Nova Scotia’s Alcohol Ignition Interlock Program (AIIP) is keeping Nova Scotians safer from drunk drivers.
“Drunk driving is serious issue in our province, contributing to 25 per cent of all motor vehicle fatalities each year on average,” said Margaret Miller, MLA for Hants East and past president of MADD Canada, on behalf of Transportation and Infrastructure Renewal Minister Geoff MacLellan.
“I have long been a supporter of using the interlock device as a way to deter impaired driving. It’s great to see such strong evidence that the AIIP is working to modify behaviour among drunk drivers.”
Five years ago, government embarked upon a research study on the effectiveness of the AIIP to reduce re-offences among impaired drivers. An interlock device is used to measure blood alcohol content by having the driver breathe into a tube connected to the device. The car will not start if the driver’s blood alcohol reading is greater than 0.02 per cent.
Research results showed that AIIP participants were 90 per cent less likely to drive impaired when the device was installed on their vehicle and 79 per cent less likely even once the device was removed.

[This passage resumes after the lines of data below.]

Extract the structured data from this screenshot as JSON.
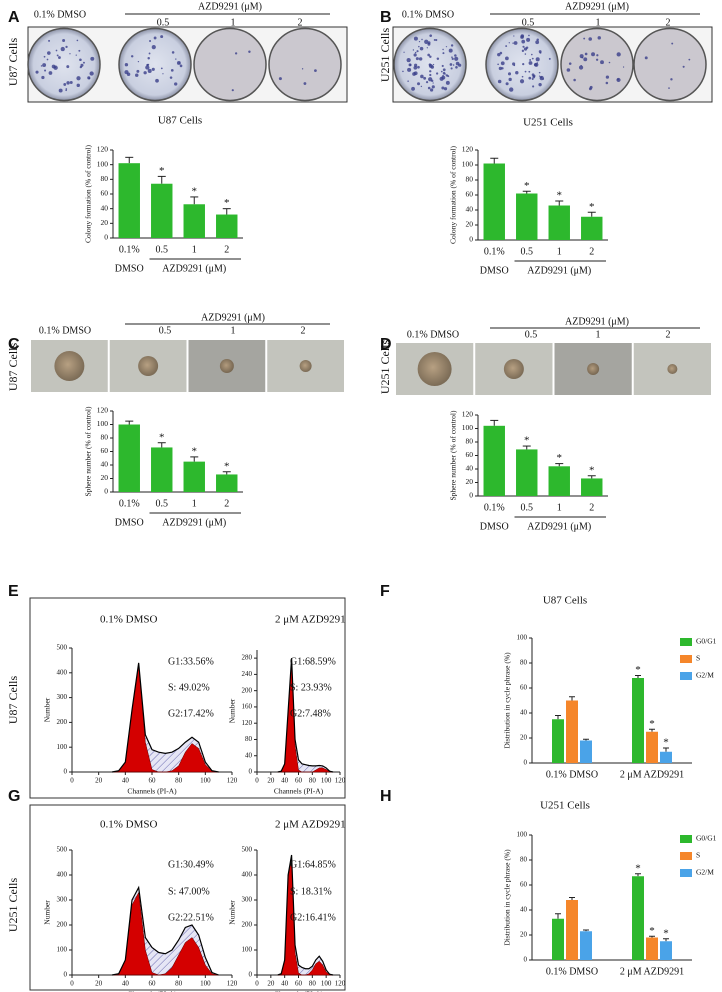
{
  "panels": [
    {
      "letter": "A",
      "cell_line": "U87 Cells",
      "control": "0.1% DMSO",
      "treatment": "AZD9291 (μM)",
      "doses": [
        "0.5",
        "1",
        "2"
      ]
    },
    {
      "letter": "B",
      "cell_line": "U251 Cells",
      "control": "0.1% DMSO",
      "treatment": "AZD9291 (μM)",
      "doses": [
        "0.5",
        "1",
        "2"
      ]
    },
    {
      "letter": "C",
      "cell_line": "U87 Cells",
      "control": "0.1% DMSO",
      "treatment": "AZD9291 (μM)",
      "doses": [
        "0.5",
        "1",
        "2"
      ]
    },
    {
      "letter": "D",
      "cell_line": "U251 Cells",
      "control": "0.1% DMSO",
      "treatment": "AZD9291 (μM)",
      "doses": [
        "0.5",
        "1",
        "2"
      ]
    },
    {
      "letter": "E",
      "cell_line": "U87 Cells"
    },
    {
      "letter": "F"
    },
    {
      "letter": "G",
      "cell_line": "U251 Cells"
    },
    {
      "letter": "H"
    }
  ],
  "chart_data": [
    {
      "type": "bar",
      "title": "U87 Cells",
      "ylabel": "Colony formation (% of control)",
      "categories": [
        "0.1%",
        "0.5",
        "1",
        "2"
      ],
      "x_group_labels": [
        "DMSO",
        "AZD9291 (μM)"
      ],
      "values": [
        102,
        74,
        46,
        32
      ],
      "errors": [
        8,
        10,
        10,
        8
      ],
      "significance": [
        null,
        "*",
        "*",
        "*"
      ],
      "color": "#2db82d",
      "ylim": [
        0,
        120
      ],
      "yticks": [
        0,
        20,
        40,
        60,
        80,
        100,
        120
      ]
    },
    {
      "type": "bar",
      "title": "U251 Cells",
      "ylabel": "Colony formation (% of control)",
      "categories": [
        "0.1%",
        "0.5",
        "1",
        "2"
      ],
      "x_group_labels": [
        "DMSO",
        "AZD9291 (μM)"
      ],
      "values": [
        102,
        62,
        46,
        31
      ],
      "errors": [
        7,
        3,
        6,
        6
      ],
      "significance": [
        null,
        "*",
        "*",
        "*"
      ],
      "color": "#2db82d",
      "ylim": [
        0,
        120
      ],
      "yticks": [
        0,
        20,
        40,
        60,
        80,
        100,
        120
      ]
    },
    {
      "type": "bar",
      "ylabel": "Sphere number (% of control)",
      "categories": [
        "0.1%",
        "0.5",
        "1",
        "2"
      ],
      "x_group_labels": [
        "DMSO",
        "AZD9291 (μM)"
      ],
      "values": [
        100,
        66,
        45,
        26
      ],
      "errors": [
        5,
        7,
        7,
        4
      ],
      "significance": [
        null,
        "*",
        "*",
        "*"
      ],
      "color": "#2db82d",
      "ylim": [
        0,
        120
      ],
      "yticks": [
        0,
        20,
        40,
        60,
        80,
        100,
        120
      ]
    },
    {
      "type": "bar",
      "ylabel": "Sphere number (% of control)",
      "categories": [
        "0.1%",
        "0.5",
        "1",
        "2"
      ],
      "x_group_labels": [
        "DMSO",
        "AZD9291 (μM)"
      ],
      "values": [
        104,
        69,
        44,
        26
      ],
      "errors": [
        8,
        5,
        4,
        4
      ],
      "significance": [
        null,
        "*",
        "*",
        "*"
      ],
      "color": "#2db82d",
      "ylim": [
        0,
        120
      ],
      "yticks": [
        0,
        20,
        40,
        60,
        80,
        100,
        120
      ]
    },
    {
      "type": "area",
      "title": "0.1% DMSO",
      "xlabel": "Channels (PI-A)",
      "ylabel": "Number",
      "annotations": [
        "G1:33.56%",
        "S: 49.02%",
        "G2:17.42%"
      ],
      "x": [
        30,
        35,
        40,
        45,
        50,
        55,
        60,
        65,
        70,
        75,
        80,
        85,
        90,
        95,
        100,
        105,
        110
      ],
      "xlim": [
        0,
        120
      ],
      "xticks": [
        0,
        20,
        40,
        60,
        80,
        100,
        120
      ],
      "ylim": [
        0,
        500
      ],
      "yticks": [
        0,
        100,
        200,
        300,
        400,
        500
      ],
      "series": [
        {
          "color": "#000000",
          "values": [
            0,
            5,
            40,
            250,
            440,
            150,
            90,
            80,
            75,
            80,
            95,
            120,
            140,
            120,
            40,
            5,
            0
          ]
        },
        {
          "color": "#d40000",
          "values": [
            0,
            5,
            40,
            250,
            430,
            120,
            10,
            0,
            0,
            0,
            0,
            0,
            0,
            0,
            0,
            0,
            0
          ]
        },
        {
          "color": "#d40000",
          "values": [
            0,
            0,
            0,
            0,
            0,
            0,
            0,
            0,
            0,
            5,
            25,
            80,
            115,
            95,
            30,
            3,
            0
          ]
        }
      ]
    },
    {
      "type": "area",
      "title": "2 μM AZD9291",
      "xlabel": "Channels (PI-A)",
      "ylabel": "Number",
      "annotations": [
        "G1:68.59%",
        "S: 23.93%",
        "G2:7.48%"
      ],
      "x": [
        30,
        35,
        40,
        45,
        50,
        55,
        60,
        65,
        70,
        75,
        80,
        85,
        90,
        95,
        100,
        105,
        110
      ],
      "xlim": [
        0,
        120
      ],
      "xticks": [
        0,
        20,
        40,
        60,
        80,
        100,
        120
      ],
      "ylim": [
        0,
        300
      ],
      "yticks": [
        0,
        40,
        80,
        120,
        160,
        200,
        240,
        280
      ],
      "series": [
        {
          "color": "#000000",
          "values": [
            0,
            2,
            20,
            150,
            280,
            80,
            30,
            20,
            18,
            16,
            15,
            15,
            16,
            15,
            10,
            2,
            0
          ]
        },
        {
          "color": "#d40000",
          "values": [
            0,
            2,
            20,
            150,
            275,
            65,
            5,
            0,
            0,
            0,
            0,
            0,
            0,
            0,
            0,
            0,
            0
          ]
        },
        {
          "color": "#d40000",
          "values": [
            0,
            0,
            0,
            0,
            0,
            0,
            0,
            0,
            0,
            0,
            0,
            5,
            10,
            10,
            6,
            1,
            0
          ]
        }
      ]
    },
    {
      "type": "area",
      "title": "0.1% DMSO",
      "xlabel": "Channels (PI-A)",
      "ylabel": "Number",
      "annotations": [
        "G1:30.49%",
        "S: 47.00%",
        "G2:22.51%"
      ],
      "x": [
        30,
        35,
        40,
        45,
        50,
        55,
        60,
        65,
        70,
        75,
        80,
        85,
        90,
        95,
        100,
        105,
        110
      ],
      "xlim": [
        0,
        120
      ],
      "xticks": [
        0,
        20,
        40,
        60,
        80,
        100,
        120
      ],
      "ylim": [
        0,
        500
      ],
      "yticks": [
        0,
        100,
        200,
        300,
        400,
        500
      ],
      "series": [
        {
          "color": "#000000",
          "values": [
            0,
            5,
            60,
            300,
            350,
            150,
            110,
            90,
            85,
            100,
            140,
            190,
            200,
            160,
            70,
            10,
            0
          ]
        },
        {
          "color": "#d40000",
          "values": [
            0,
            5,
            60,
            280,
            330,
            100,
            10,
            0,
            0,
            0,
            0,
            0,
            0,
            0,
            0,
            0,
            0
          ]
        },
        {
          "color": "#d40000",
          "values": [
            0,
            0,
            0,
            0,
            0,
            0,
            0,
            0,
            5,
            30,
            80,
            130,
            150,
            110,
            40,
            5,
            0
          ]
        }
      ]
    },
    {
      "type": "area",
      "title": "2 μM AZD9291",
      "xlabel": "Channels (PI-A)",
      "ylabel": "Number",
      "annotations": [
        "G1:64.85%",
        "S: 18.31%",
        "G2:16.41%"
      ],
      "x": [
        30,
        35,
        40,
        45,
        50,
        55,
        60,
        65,
        70,
        75,
        80,
        85,
        90,
        95,
        100,
        105,
        110
      ],
      "xlim": [
        0,
        120
      ],
      "xticks": [
        0,
        20,
        40,
        60,
        80,
        100,
        120
      ],
      "ylim": [
        0,
        500
      ],
      "yticks": [
        0,
        100,
        200,
        300,
        400,
        500
      ],
      "series": [
        {
          "color": "#000000",
          "values": [
            0,
            5,
            60,
            400,
            480,
            120,
            40,
            30,
            25,
            25,
            35,
            60,
            75,
            55,
            20,
            3,
            0
          ]
        },
        {
          "color": "#d40000",
          "values": [
            0,
            5,
            60,
            390,
            470,
            90,
            8,
            0,
            0,
            0,
            0,
            0,
            0,
            0,
            0,
            0,
            0
          ]
        },
        {
          "color": "#d40000",
          "values": [
            0,
            0,
            0,
            0,
            0,
            0,
            0,
            0,
            0,
            5,
            20,
            45,
            55,
            40,
            12,
            2,
            0
          ]
        }
      ]
    },
    {
      "type": "grouped_bar",
      "title": "U87 Cells",
      "ylabel": "Distribution in cycle phrase (%)",
      "categories": [
        "0.1% DMSO",
        "2 μM AZD9291"
      ],
      "legend": "upper right",
      "ylim": [
        0,
        100
      ],
      "yticks": [
        0,
        20,
        40,
        60,
        80,
        100
      ],
      "series": [
        {
          "name": "G0/G1",
          "color": "#2db82d",
          "values": [
            35,
            68
          ],
          "errors": [
            3,
            2
          ],
          "significance": [
            null,
            "*"
          ]
        },
        {
          "name": "S",
          "color": "#f5862a",
          "values": [
            50,
            25
          ],
          "errors": [
            3,
            2
          ],
          "significance": [
            null,
            "*"
          ]
        },
        {
          "name": "G2/M",
          "color": "#4aa3e8",
          "values": [
            18,
            9
          ],
          "errors": [
            1,
            3
          ],
          "significance": [
            null,
            "*"
          ]
        }
      ]
    },
    {
      "type": "grouped_bar",
      "title": "U251 Cells",
      "ylabel": "Distribution in cycle phrase (%)",
      "categories": [
        "0.1% DMSO",
        "2 μM AZD9291"
      ],
      "legend": "upper right",
      "ylim": [
        0,
        100
      ],
      "yticks": [
        0,
        20,
        40,
        60,
        80,
        100
      ],
      "series": [
        {
          "name": "G0/G1",
          "color": "#2db82d",
          "values": [
            33,
            67
          ],
          "errors": [
            4,
            2
          ],
          "significance": [
            null,
            "*"
          ]
        },
        {
          "name": "S",
          "color": "#f5862a",
          "values": [
            48,
            18
          ],
          "errors": [
            2,
            1
          ],
          "significance": [
            null,
            "*"
          ]
        },
        {
          "name": "G2/M",
          "color": "#4aa3e8",
          "values": [
            23,
            15
          ],
          "errors": [
            1,
            2
          ],
          "significance": [
            null,
            "*"
          ]
        }
      ]
    }
  ]
}
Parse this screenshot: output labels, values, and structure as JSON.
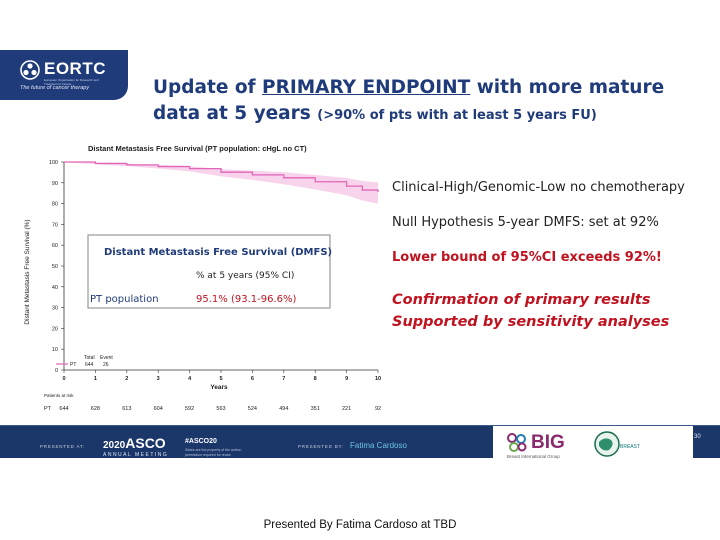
{
  "logo": {
    "name": "EORTC",
    "subtitle": "European Organisation for Research and Treatment of Cancer",
    "tagline": "The future of cancer therapy"
  },
  "title": {
    "line1_prefix": "Update of ",
    "line1_underlined": "PRIMARY ENDPOINT",
    "line1_suffix": " with more mature",
    "line2_main": "data at 5 years ",
    "line2_sub": "(>90% of pts with at least 5 years FU)"
  },
  "chart_data": {
    "type": "line",
    "title": "Distant Metastasis Free Survival (PT population: cHgL no CT)",
    "xlabel": "Years",
    "ylabel": "Distant Metastasis Free Survival (%)",
    "xlim": [
      0,
      10
    ],
    "ylim": [
      0,
      100
    ],
    "xticks": [
      "0",
      "1",
      "2",
      "3",
      "4",
      "5",
      "6",
      "7",
      "8",
      "9",
      "10"
    ],
    "yticks": [
      "0",
      "10",
      "20",
      "30",
      "40",
      "50",
      "60",
      "70",
      "80",
      "90",
      "100"
    ],
    "series": [
      {
        "name": "PT",
        "color": "#e066b8",
        "ci_color": "#f5c4e6",
        "x": [
          0,
          1,
          2,
          3,
          4,
          5,
          6,
          7,
          8,
          9,
          9.5,
          10
        ],
        "y": [
          100,
          99.3,
          98.6,
          97.8,
          96.8,
          95.1,
          93.8,
          92.4,
          90.5,
          88.4,
          86.5,
          85.5
        ],
        "ci_low": [
          100,
          98.9,
          98.0,
          96.9,
          95.5,
          93.1,
          91.4,
          89.3,
          86.8,
          84.0,
          81.5,
          80.0
        ],
        "ci_high": [
          100,
          99.7,
          99.2,
          98.6,
          98.0,
          96.6,
          95.8,
          95.1,
          93.8,
          92.3,
          90.9,
          90.2
        ]
      }
    ],
    "legend": {
      "header_total": "Total",
      "header_event": "Event",
      "entry_name": "PT",
      "total": "644",
      "events": "26"
    },
    "risk_table": {
      "label": "Patients at risk",
      "row_label": "PT",
      "values": [
        "644",
        "628",
        "613",
        "604",
        "592",
        "563",
        "524",
        "494",
        "351",
        "221",
        "92"
      ]
    },
    "inset": {
      "heading": "Distant Metastasis Free Survival (DMFS)",
      "column_header": "% at 5 years (95% CI)",
      "row_label": "PT population",
      "row_value": "95.1% (93.1-96.6%)"
    }
  },
  "notes": {
    "line1": "Clinical-High/Genomic-Low no chemotherapy",
    "line2": "Null Hypothesis 5-year DMFS: set at 92%",
    "line3": "Lower bound of 95%CI exceeds 92%!",
    "line4a": "Confirmation of primary results",
    "line4b": "Supported by sensitivity analyses"
  },
  "banner": {
    "presented_at": "PRESENTED AT:",
    "asco_year": "2020",
    "asco_word": "ASCO",
    "annual_meeting": "ANNUAL MEETING",
    "hashtag": "#ASCO20",
    "slides_note": "Slides are the property of the author, permission required for reuse.",
    "presented_by": "PRESENTED BY:",
    "presenter": "Fatima Cardoso",
    "big_name": "BIG",
    "big_sub": "Breast International Group",
    "breast_word": "BREAST",
    "page": "30"
  },
  "caption": "Presented By Fatima Cardoso at TBD"
}
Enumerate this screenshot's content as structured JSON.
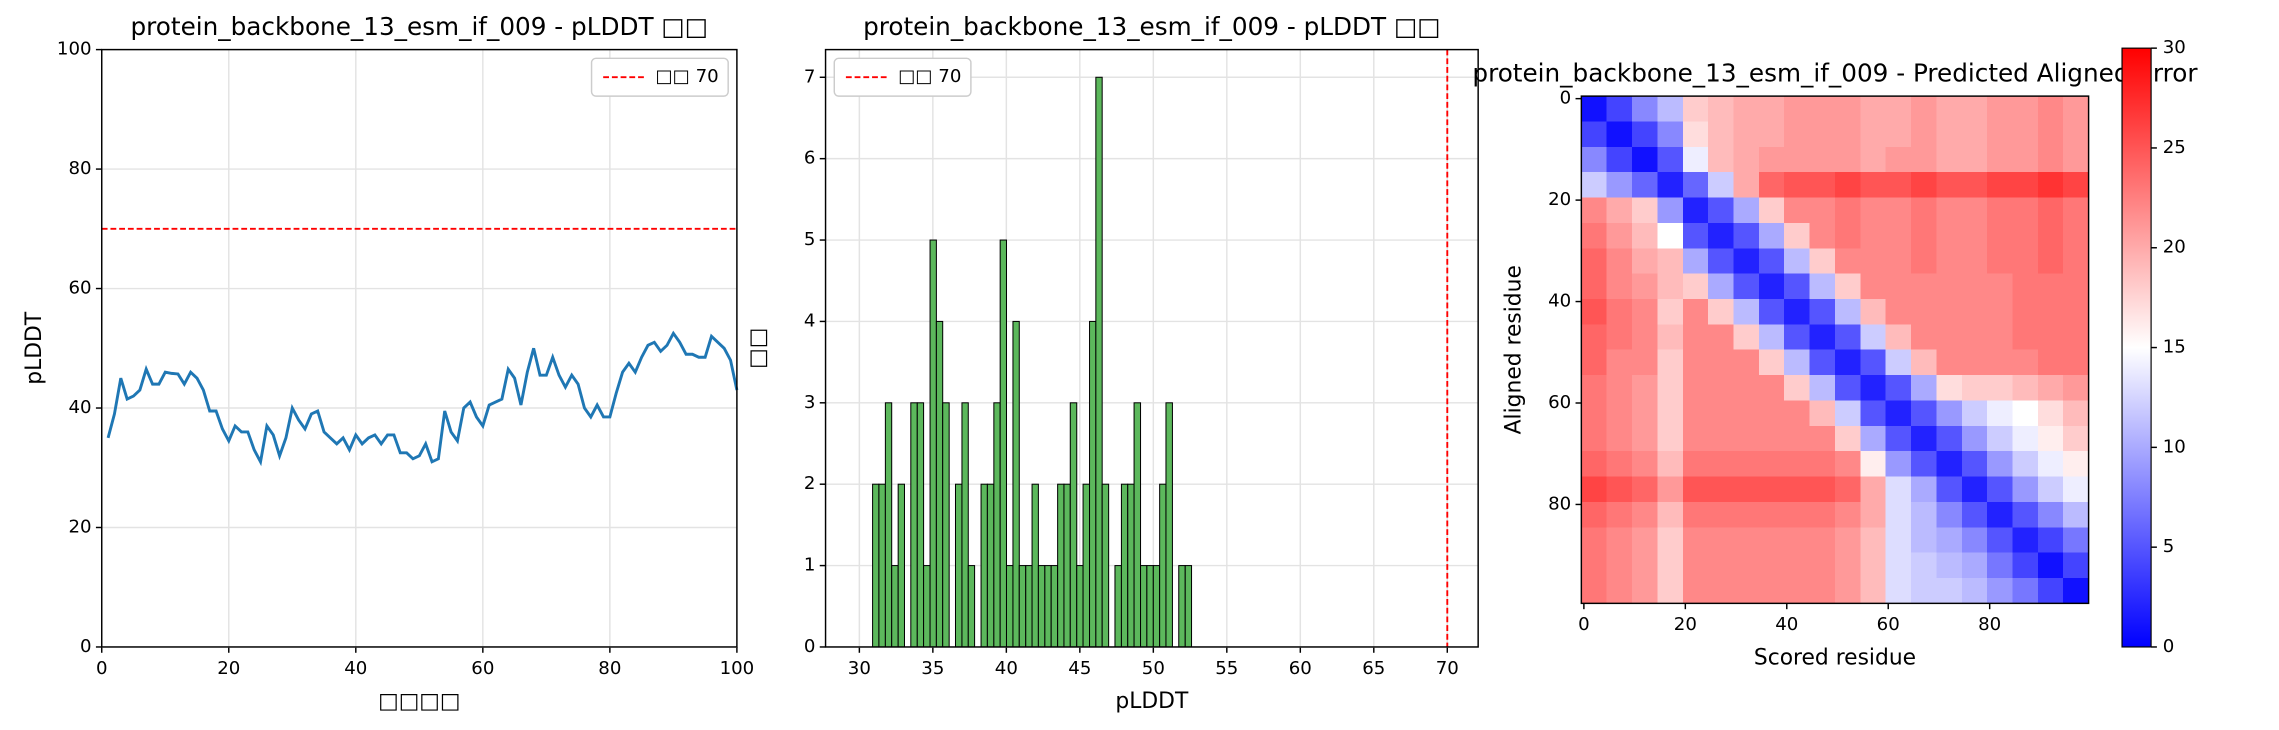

Between 2008 and 2014, researchers tracked 1,613 participants. Currently in Nova Scotia, 317 people are in the Alcohol Ignition Interlock Program.
“The design of the program was based on best practice so that participants would have the best opportunity for rehabilitation and behavior change,” said Health and Wellness Minister Leo Glavine. “Due to the comprehensive nature of Nova Scotia’s program, we know other jurisdictions, both nationally and internationally, have a keen interest in our approach and results.”
Based on the results, government is developing an action plan for the continued use of the interlock device in Nova Scotia. The research was conducted by the Traffic Injury Research Foundation and was overseen by the departments of Transportation and Infrastructure Renewal, Health and Wellness, and Justice.